Section 01

What is an LLM?

And what does "inference" mean?

When you type something into ChatGPT, Claude, or any modern chat assistant and watch words appear one by one, something concrete is happening on a computer. A program is reading your text, turning it into numbers, doing an enormous amount of arithmetic on those numbers, and turning the result back into more text. That program is a Large Language Model (LLM) — a particular kind of neural network — and the act of running it to produce output is called inference .

This essay is about how inference works. We will start from “what is a token” and end at “how does vLLM keep a $30,000 GPU saturated with hundreds of concurrent users.” Every concept builds on the previous one, every new term is defined the first time it appears, and there are interactive widgets along the way so you can poke at the ideas instead of just reading about them.

Training vs inference

A neural network is, at heart, a giant function. It takes numbers in, multiplies them by other numbers (called parameters , or weights), passes the results through some simple nonlinear functions , and produces numbers out. The interesting trick is that the parameters are learned from data. We start with random parameters, show the network billions of examples (“here is some text — predict what comes next”), and slowly nudge the parameters so it does better. That nudging process is called training.

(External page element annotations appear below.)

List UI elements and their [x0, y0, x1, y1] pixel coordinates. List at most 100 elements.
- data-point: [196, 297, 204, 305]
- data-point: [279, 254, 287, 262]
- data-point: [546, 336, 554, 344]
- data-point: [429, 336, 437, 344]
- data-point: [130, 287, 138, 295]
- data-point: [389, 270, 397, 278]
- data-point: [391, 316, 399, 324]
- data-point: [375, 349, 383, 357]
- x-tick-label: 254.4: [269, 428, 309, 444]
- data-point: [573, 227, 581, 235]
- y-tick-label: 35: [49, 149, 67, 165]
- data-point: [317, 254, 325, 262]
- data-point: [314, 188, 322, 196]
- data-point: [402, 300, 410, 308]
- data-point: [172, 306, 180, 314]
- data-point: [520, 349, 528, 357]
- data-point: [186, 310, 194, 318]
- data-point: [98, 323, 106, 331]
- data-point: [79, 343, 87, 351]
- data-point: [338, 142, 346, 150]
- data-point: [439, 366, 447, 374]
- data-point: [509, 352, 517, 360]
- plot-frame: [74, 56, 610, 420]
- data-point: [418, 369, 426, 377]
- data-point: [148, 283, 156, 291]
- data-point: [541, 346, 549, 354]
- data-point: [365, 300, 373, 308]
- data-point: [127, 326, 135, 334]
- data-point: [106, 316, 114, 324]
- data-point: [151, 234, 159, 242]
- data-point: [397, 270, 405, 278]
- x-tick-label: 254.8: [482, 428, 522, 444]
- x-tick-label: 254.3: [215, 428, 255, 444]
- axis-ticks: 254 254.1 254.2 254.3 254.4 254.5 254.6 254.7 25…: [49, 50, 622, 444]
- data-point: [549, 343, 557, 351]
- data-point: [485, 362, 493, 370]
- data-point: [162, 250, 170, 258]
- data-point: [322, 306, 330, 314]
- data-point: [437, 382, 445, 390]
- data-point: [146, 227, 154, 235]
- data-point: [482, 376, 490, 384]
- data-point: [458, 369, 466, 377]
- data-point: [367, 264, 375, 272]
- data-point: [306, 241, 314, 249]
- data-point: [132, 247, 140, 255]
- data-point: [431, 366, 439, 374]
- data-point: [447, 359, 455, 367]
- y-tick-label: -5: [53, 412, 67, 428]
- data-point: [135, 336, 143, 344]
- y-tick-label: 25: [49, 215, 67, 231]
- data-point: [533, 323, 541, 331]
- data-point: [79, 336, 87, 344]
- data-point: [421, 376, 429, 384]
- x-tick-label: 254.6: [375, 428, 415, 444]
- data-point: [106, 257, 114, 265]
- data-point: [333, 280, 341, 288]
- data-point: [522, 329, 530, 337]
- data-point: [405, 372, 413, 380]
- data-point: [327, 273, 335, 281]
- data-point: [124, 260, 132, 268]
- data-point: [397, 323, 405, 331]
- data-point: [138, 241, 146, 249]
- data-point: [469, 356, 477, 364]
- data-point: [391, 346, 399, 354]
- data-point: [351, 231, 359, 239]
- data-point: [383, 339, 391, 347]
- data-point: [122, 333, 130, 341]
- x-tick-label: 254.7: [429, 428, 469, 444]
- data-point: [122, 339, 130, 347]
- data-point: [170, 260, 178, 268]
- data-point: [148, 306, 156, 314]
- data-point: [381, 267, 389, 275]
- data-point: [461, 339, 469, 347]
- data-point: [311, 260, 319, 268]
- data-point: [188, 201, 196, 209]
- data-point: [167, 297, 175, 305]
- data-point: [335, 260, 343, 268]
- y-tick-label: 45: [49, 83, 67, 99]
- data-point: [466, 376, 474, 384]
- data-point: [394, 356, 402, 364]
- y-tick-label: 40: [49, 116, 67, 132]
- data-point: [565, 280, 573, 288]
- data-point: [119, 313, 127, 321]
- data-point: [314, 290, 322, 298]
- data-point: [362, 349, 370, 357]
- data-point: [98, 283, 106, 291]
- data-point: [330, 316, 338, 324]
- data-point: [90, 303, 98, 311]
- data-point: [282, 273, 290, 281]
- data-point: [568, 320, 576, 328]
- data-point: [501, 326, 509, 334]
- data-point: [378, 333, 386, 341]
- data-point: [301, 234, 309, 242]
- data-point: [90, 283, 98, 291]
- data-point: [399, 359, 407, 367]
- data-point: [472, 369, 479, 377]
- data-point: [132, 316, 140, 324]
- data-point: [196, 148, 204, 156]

Training is expensive. The frontier models cost tens of millions of dollars and run for months on tens of thousands of GPUs. But you only have to do it once. Afterward, the parameters are frozen — they are just a big file of numbers, hundreds of gigabytes for a flagship model — and what you ship to users is the much cheaper act of using those frozen parameters to answer one prompt at a time. That is inference.

A useful analogy

Imagine an enormous network of interconnected pipes with a valve at every junction. Training is the painstaking process of tuning those valves: pour water in one end, see where it comes out, adjust the valves a tiny bit, repeat billions of times until the flow paths produce the right answers. It’s slow and expensive, and the result is a single object: a network with all its valves locked into a specific configuration. Inference is what happens after the valves stop moving — you pour a prompt in the top, water rushes through the fixed network, and what spills out the bottom is the completion. The pipes never change again, but how cleverly you pump water through them determines whether the network serves one user or a million. This essay is almost entirely about inference: the flow.

What does an LLM actually compute?

An LLM is trained for one job: given some text, predict the next token. We will say much more about what a “token” is in the next section, but for now think of it as roughly “a word or word-fragment”. The model is shown a chunk of text and asked: what comes next?

That sounds almost embarrassingly simple. But once you have a really good next-token predictor, you can string it together: predict the next token, append it to the input, predict the next token after that, and so on. That loop — generate one token, feed it back in, generate another — is what we call autoregressive generation. It is also exactly how all the chat assistants you have seen work, including the one currently writing words across your screen.

The piece you type in is called the prompt . The text the model generates in response is the completion . Everything you see being typed out token by token in a chat UI is the model running through its autoregressive loop, doing one forward pass through hundreds of billions of arithmetic operations to produce each token.

Why is this hard?

If next-token prediction is the whole game, you might wonder why the engineering is interesting at all. It turns out the difficulty splits into two very different problems:

The model is gigantic. A flagship open-weights model like Llama-3-70B has 70 billion parameters. At 16-bit precision that is 140 GB of weights — more than fits on a single GPU. Even the smaller 8B model is 16 GB. Every single token you generate requires reading every parameter at least once from GPU memory. The chip is fast at math but limited by how fast it can move bytes around, and that asymmetry shapes every decision in a serving system.
Many users want answers at the same time. If you only ever ran one prompt at a time, GPUs would sit nearly idle: a single forward pass touches every weight, but most of the GPU’s arithmetic units have nothing to do because there’s only one token’s worth of work. Real systems pack many requests together so that one read of the weights serves many users, while juggling the fact that those requests have wildly different prompt lengths, completion lengths, and arrival times.

A modern inference engine like vLLM is, fundamentally, an answer to both problems. It is a memory-management system disguised as a model server.

What this essay covers

We will move in three phases:

Foundations (sections 2–10). What is a token, what is an embedding, what is attention, what is a transformer block — culminating in a complete picture of “a forward pass through an LLM.” If you already know all of this, you can skim.
How inference actually runs (sections 11–14). What it means for a token to be generated, why decoding splits into two phases, what the KV cache is, where bytes physically live on an Nvidia H100, and how a scheduler folds many requests into one batch.
vLLM internals (sections 15–18). Paged attention, prefix caching, chunked prefill, and speculative decoding — the four ideas that took serving from “a single user per GPU” to “hundreds, with great latency.”
Scaling out (sections 19–21). What changes when one GPU isn’t enough.

The end goal is to give you a complete mental model of what happens between you pressing Enter and a stream of tokens coming back. Let’s start with the very first step: turning your text into numbers.